Hoje acordei com uma vontade danada de escrever, como diria seu saudoso pai, estas mal traçadas linhas pra você. Era assim que o Francisco abria, geralmente, as cartas enviadas à família em Teresina. Inicialmente, falar que todos aqui, mesmo sob a ameaça do novo coronavírus, estamos com saúde e tocando a vida conforme Deus quer. Sem negligenciar, claro, dos cuidados necessários a fim de evitar a pandemia: lavar as mãos com água e sabão, ter o álcool em gel sempre por perto e evitar os cumprimentos efusivos (beijos, abraços e aperto de mãos). E o mais importante, jamais esquecer, não sair de casa, mantendo-se distante de aglomerações. Pras compras, deixar essa tarefa aos mais jovens.  Aos que entraram na terceira idade, como eu e seus outros tios –  Ceiça, Rita, Neto e Tomé -, o aconselhável é permanecer em quarentena, sem pôr a cara fora, uma vez que é a faixa etária de maior risco. E a que apresenta, segundo a OMS, alta taxa de mortalidade. Ao todo, 15 mil vidas já foram ceifadas, no mundo, pela “gripezinha” do Bolsonaro. Em torno de 35 delas, somente no Brasil. A maioria das vítimas constituída por pessoas acima dos 60 anos.

No caso de dona Raimunda, sua avó, com 95 anos, tais cuidados são redobrados. Além do perigo em contrair a Covid-19, que seria fatal, ela está se recuperando da fratura na bacia. Tudo por conta, infelizmente, de uma queda ao levantar da cama. E queda pra idoso, como sabemos, não é moleza, pois acarreta dois graves problemas: a imobilização e a dificuldade pra sarar. Mas longe de dona Mundica, assim também chamada por alguns, reclamar da sorte ou viver em depressão. Diversamente, acredita que vai sair dessa e voltar a ter uma vida normal, curtindo os familiares e amigos e, não podia faltar, o sagrado direito de tomar um banho de mar outra vez. Sem falar ainda de apagar a vela, em setembro vindouro, por mais um ano de felicidade e amor.

O que leva sua avó, figuraça de mulher, a ser essa incansável guerreira? Penso que a fé em Cristo, em primeiro lugar, e a paixão desmesurada pela vida, depois. Ou quem sabe, numa bela sacada, as duas coisas simultaneamente. Desde sábado passado, ela veio morar com a gente, comigo e a Lucíola, passar uma temporada, pra sermos precisos, vez que suas estadias mais frequentes ocorrem nas casas da Ceiça e da Rita, as duas únicas filhas de uma prole de nove rebentos. Brinco que é a única mãe, talvez, com mais hotéis cinco estrelas à disposição, arrancando dela uma boa risada. Quando não está deitada ou dormindo, tem aproveitado pra folhear as Lições do Papa Francisco – Inspirações para uma vida melhor, livro repleto de ensinamentos práticos, e assistir aos bons filmes da Netflix, sobretudo, os de temática religiosa e os de histórias de amor.

Mudando de assunto, a chuva quase diária em Teresina, bem como no restante do Piauí, é dádiva que enche nosso coração de alegria. Sinal que São Pedro quer nos garantir um inverno dos bons e, por conseguinte, mesa farta pra todos. Pode até não acreditar, Alex, mas temos frio nesta época  do ano. Diferente dos 38/39 graus costumeiros, notadamente no período do B-R-O-BRÓ, que vai de setembro a dezembro – motivo de chacota geral, a ponto de brincarem que dá pra fritar ovo na rua. As gozações já começam na aterrissagem dos aviões, quando o piloto anuncia nossa temperatura, quentura capaz de tirar qualquer cristão do sério e provocar mal-estar.
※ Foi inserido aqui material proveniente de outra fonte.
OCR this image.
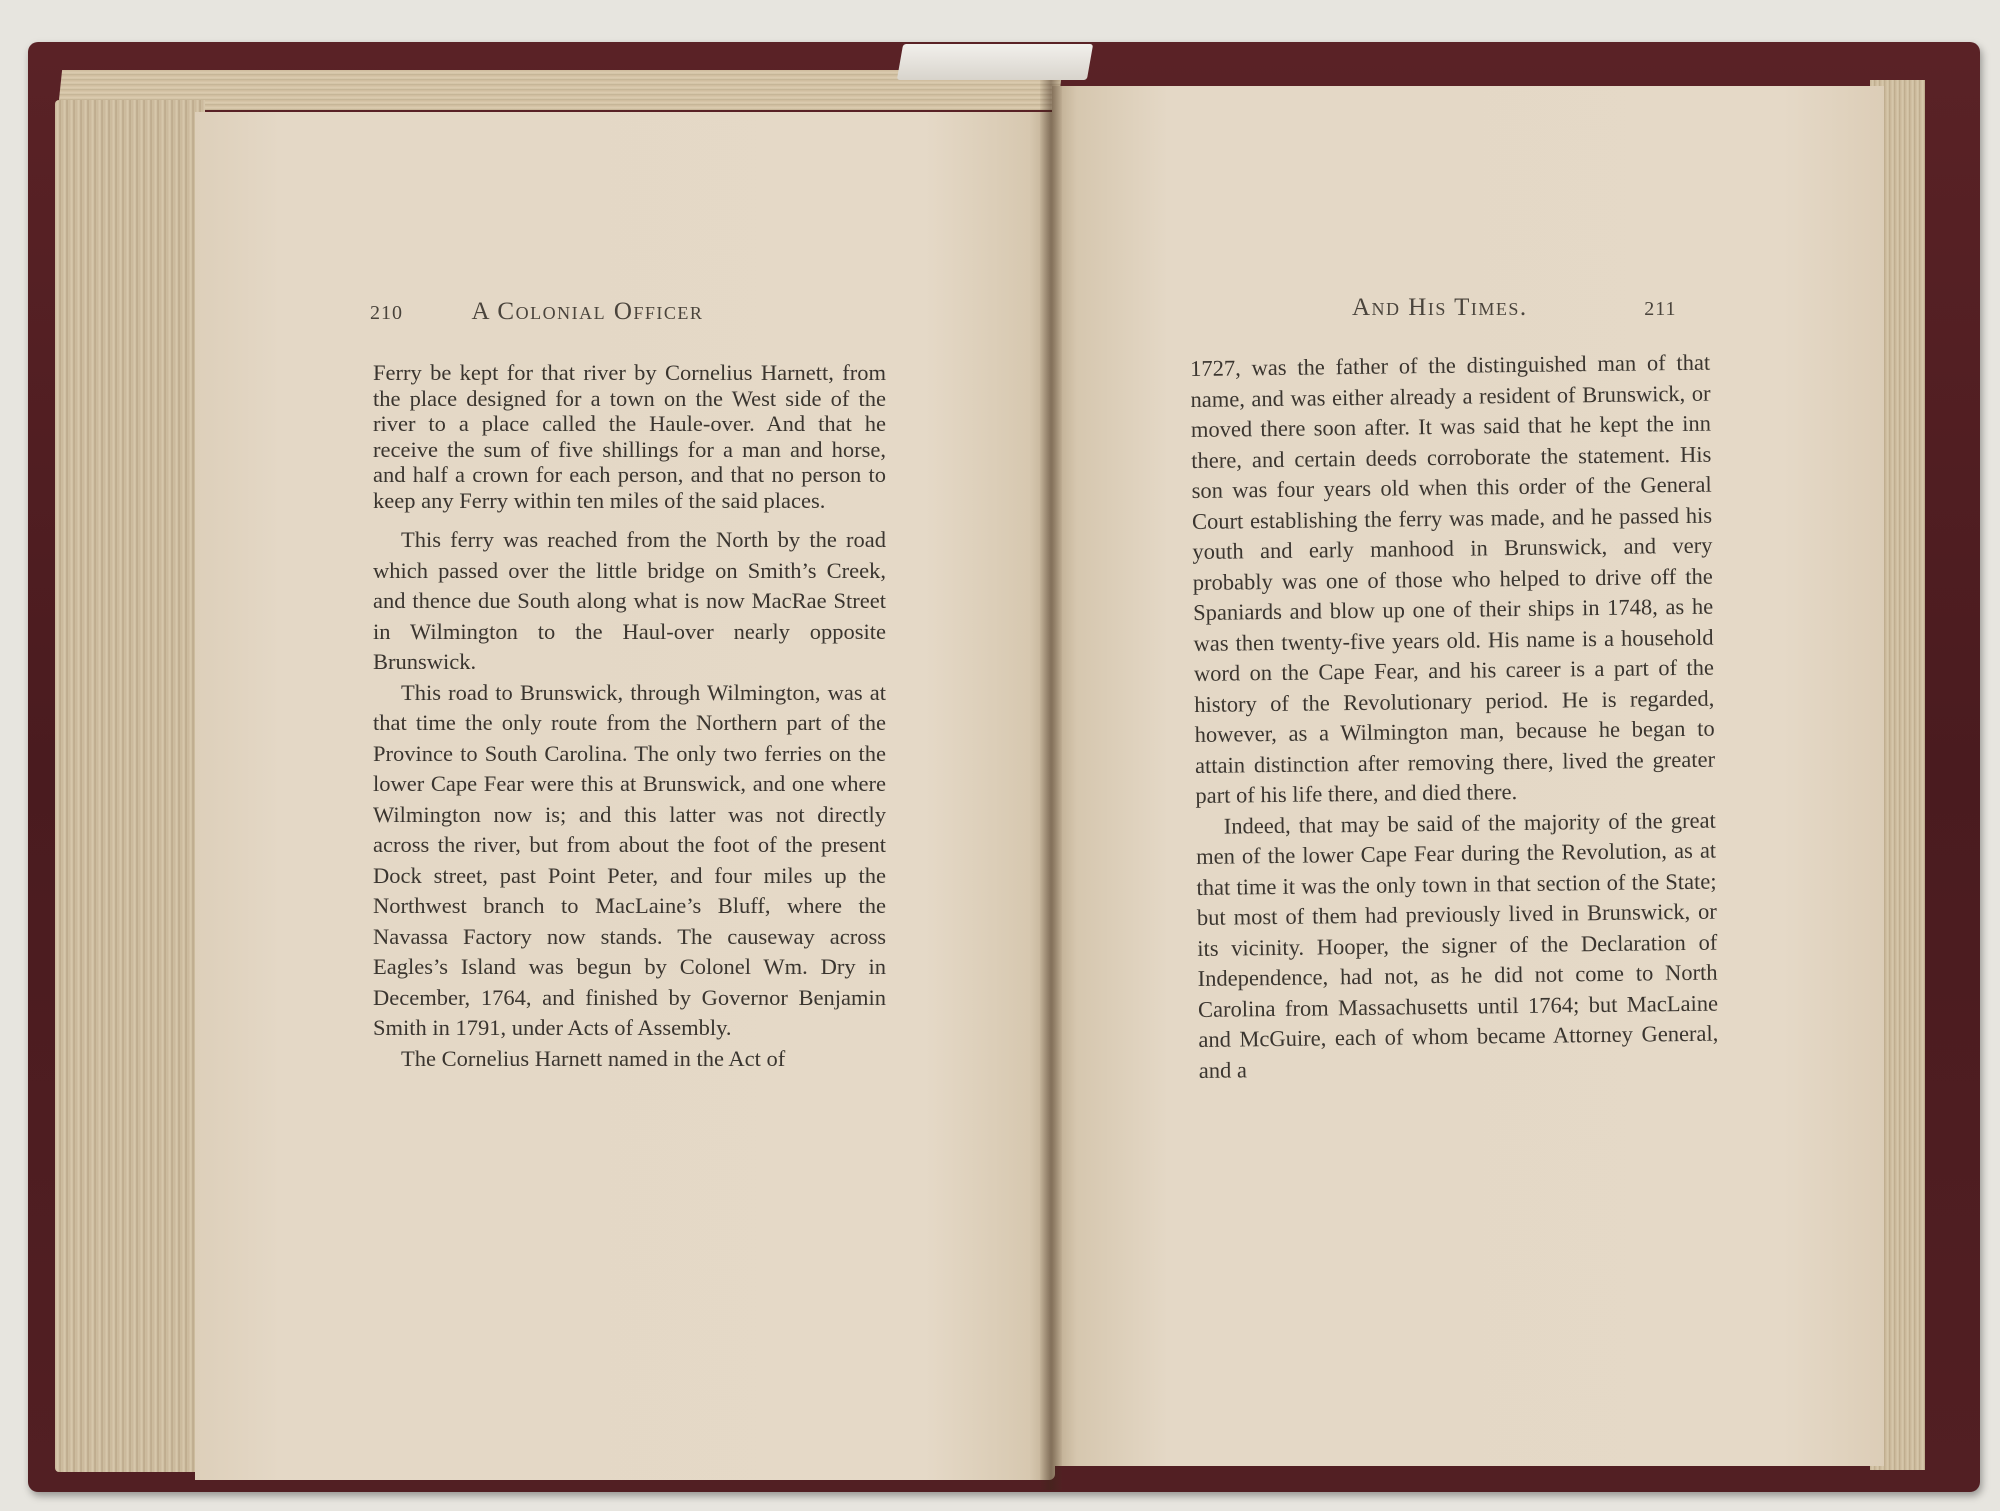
210	A Colonial Officer

Ferry be kept for that river by Cornelius Harnett, from the place designed for a town on the West side of the river to a place called the Haule-over. And that he receive the sum of five shillings for a man and horse, and half a crown for each person, and that no person to keep any Ferry within ten miles of the said places.

This ferry was reached from the North by the road which passed over the little bridge on Smith’s Creek, and thence due South along what is now MacRae Street in Wilmington to the Haul-over nearly opposite Brunswick.

This road to Brunswick, through Wilmington, was at that time the only route from the Northern part of the Province to South Carolina. The only two ferries on the lower Cape Fear were this at Brunswick, and one where Wilmington now is; and this latter was not directly across the river, but from about the foot of the present Dock street, past Point Peter, and four miles up the Northwest branch to MacLaine’s Bluff, where the Navassa Factory now stands. The causeway across Eagles’s Island was begun by Colonel Wm. Dry in December, 1764, and finished by Governor Benjamin Smith in 1791, under Acts of Assembly.

The Cornelius Harnett named in the Act of

And His Times.	211

1727, was the father of the distinguished man of that name, and was either already a resident of Brunswick, or moved there soon after. It was said that he kept the inn there, and certain deeds corroborate the statement. His son was four years old when this order of the General Court establishing the ferry was made, and he passed his youth and early manhood in Brunswick, and very probably was one of those who helped to drive off the Spaniards and blow up one of their ships in 1748, as he was then twenty-five years old. His name is a household word on the Cape Fear, and his career is a part of the history of the Revolutionary period. He is regarded, however, as a Wilmington man, because he began to attain distinction after removing there, lived the greater part of his life there, and died there.

Indeed, that may be said of the majority of the great men of the lower Cape Fear during the Revolution, as at that time it was the only town in that section of the State; but most of them had previously lived in Brunswick, or its vicinity. Hooper, the signer of the Declaration of Independence, had not, as he did not come to North Carolina from Massachusetts until 1764; but MacLaine and McGuire, each of whom became Attorney General, and a
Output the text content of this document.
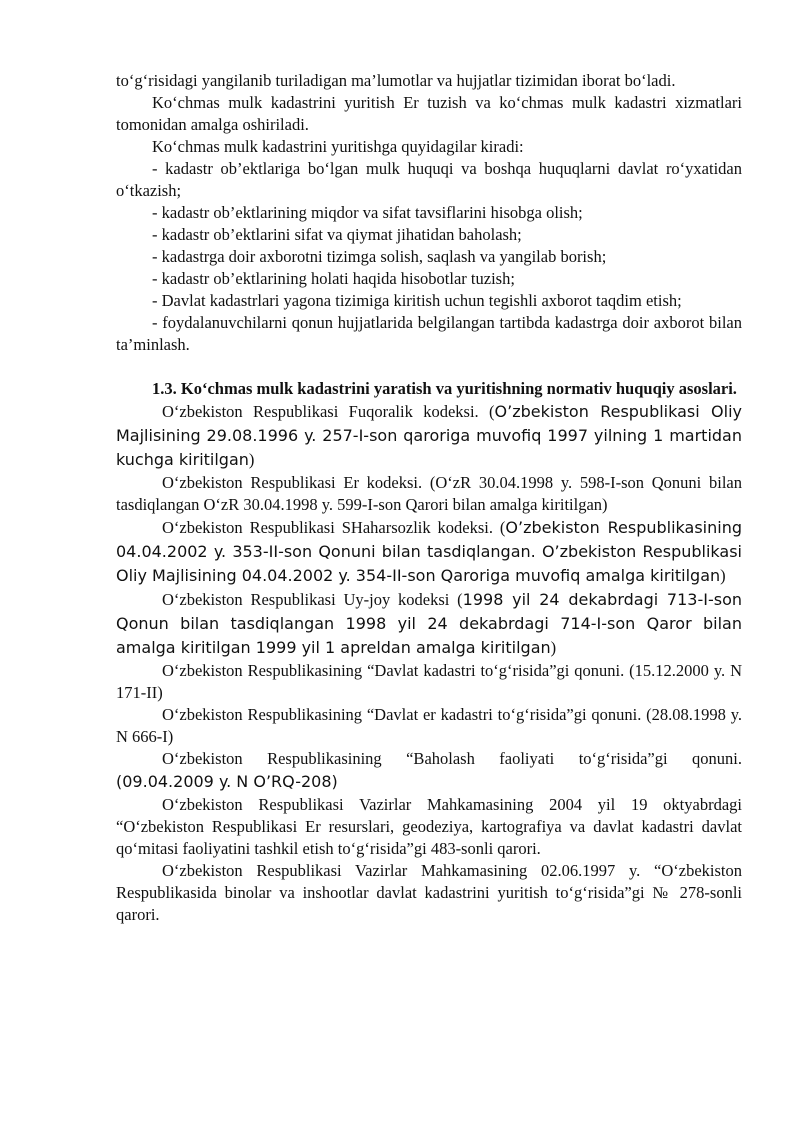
to‘g‘risidagi yangilanib turiladigan ma’lumotlar va hujjatlar tizimidan iborat bo‘ladi.

Ko‘chmas mulk kadastrini yuritish Er tuzish va ko‘chmas mulk kadastri xizmatlari tomonidan amalga oshiriladi.

Ko‘chmas mulk kadastrini yuritishga quyidagilar kiradi:

- kadastr ob’ektlariga bo‘lgan mulk huquqi va boshqa huquqlarni davlat ro‘yxatidan o‘tkazish;

- kadastr ob’ektlarining miqdor va sifat tavsiflarini hisobga olish;

- kadastr ob’ektlarini sifat va qiymat jihatidan baholash;

- kadastrga doir axborotni tizimga solish, saqlash va yangilab borish;

- kadastr ob’ektlarining holati haqida hisobotlar tuzish;

- Davlat kadastrlari yagona tizimiga kiritish uchun tegishli axborot taqdim etish;

- foydalanuvchilarni qonun hujjatlarida belgilangan tartibda kadastrga doir axborot bilan ta’minlash.

1.3. Ko‘chmas mulk kadastrini yaratish va yuritishning normativ huquqiy asoslari.

O‘zbekiston Respublikasi Fuqoralik kodeksi. (O’zbekiston Respublikasi Oliy Majlisining 29.08.1996 y. 257-I-son qaroriga muvofiq 1997 yilning 1 martidan kuchga kiritilgan)

O‘zbekiston Respublikasi Er kodeksi. (O‘zR 30.04.1998 y. 598-I-son Qonuni bilan tasdiqlangan O‘zR 30.04.1998 y. 599-I-son Qarori bilan amalga kiritilgan)

O‘zbekiston Respublikasi SHaharsozlik kodeksi. (O’zbekiston Respublikasining 04.04.2002 y. 353-II-son Qonuni bilan tasdiqlangan. O’zbekiston Respublikasi Oliy Majlisining 04.04.2002 y. 354-II-son Qaroriga muvofiq amalga kiritilgan)

O‘zbekiston Respublikasi Uy-joy kodeksi (1998 yil 24 dekabrdagi 713-I-son Qonun bilan tasdiqlangan 1998 yil 24 dekabrdagi 714-I-son Qaror bilan amalga kiritilgan 1999 yil 1 apreldan amalga kiritilgan)

O‘zbekiston Respublikasining “Davlat kadastri to‘g‘risida”gi qonuni. (15.12.2000 y. N 171-II)

O‘zbekiston Respublikasining “Davlat er kadastri to‘g‘risida”gi qonuni. (28.08.1998 y. N 666-I)

O‘zbekiston Respublikasining “Baholash faoliyati to‘g‘risida”gi qonuni. (09.04.2009 y. N O’RQ-208)

O‘zbekiston Respublikasi Vazirlar Mahkamasining 2004 yil 19 oktyabrdagi “O‘zbekiston Respublikasi Er resurslari, geodeziya, kartografiya va davlat kadastri davlat qo‘mitasi faoliyatini tashkil etish to‘g‘risida”gi 483-sonli qarori.

O‘zbekiston Respublikasi Vazirlar Mahkamasining 02.06.1997 y. “O‘zbekiston Respublikasida binolar va inshootlar davlat kadastrini yuritish to‘g‘risida”gi № 278-sonli qarori.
Mas nos conte aí, querido sobrinho, quais as novidades, incluindo o Covid-19, no Rio de Janeiro. Como você e a Lílian estão se virando, tendo que ficar no apê, sem desfrutar das belezas naturais da cidade e dos jogos no Maraca? Fico triste em saber, através da mídia, que muitos cariocas ainda não se deram conta da gravidade da pandemia. Embora desgovernado no momento, o Brasil sairá melhor desse sufoco, tornando-se um país solidário e com visão crítica sobre muitos aspectos: papel do estado na sociedade, escolha correta de gestores/políticos, cobiça/ausência da iniciativa privada nas horas de crise e, assunte bem, valorização da ciência e dos profissionais da saúde. Afinal, só os ignorantes persistem na crença que o vírus é obra do Satanás e armação dos comunistas.

No mais, Alex, receba nosso abraço saudoso e que, em junho próximo, possamos confraternizar todos em Teresina – reunindo a família – sob a benção de dona Raimunda, nossa amada e idolatrada matriarca. Inté!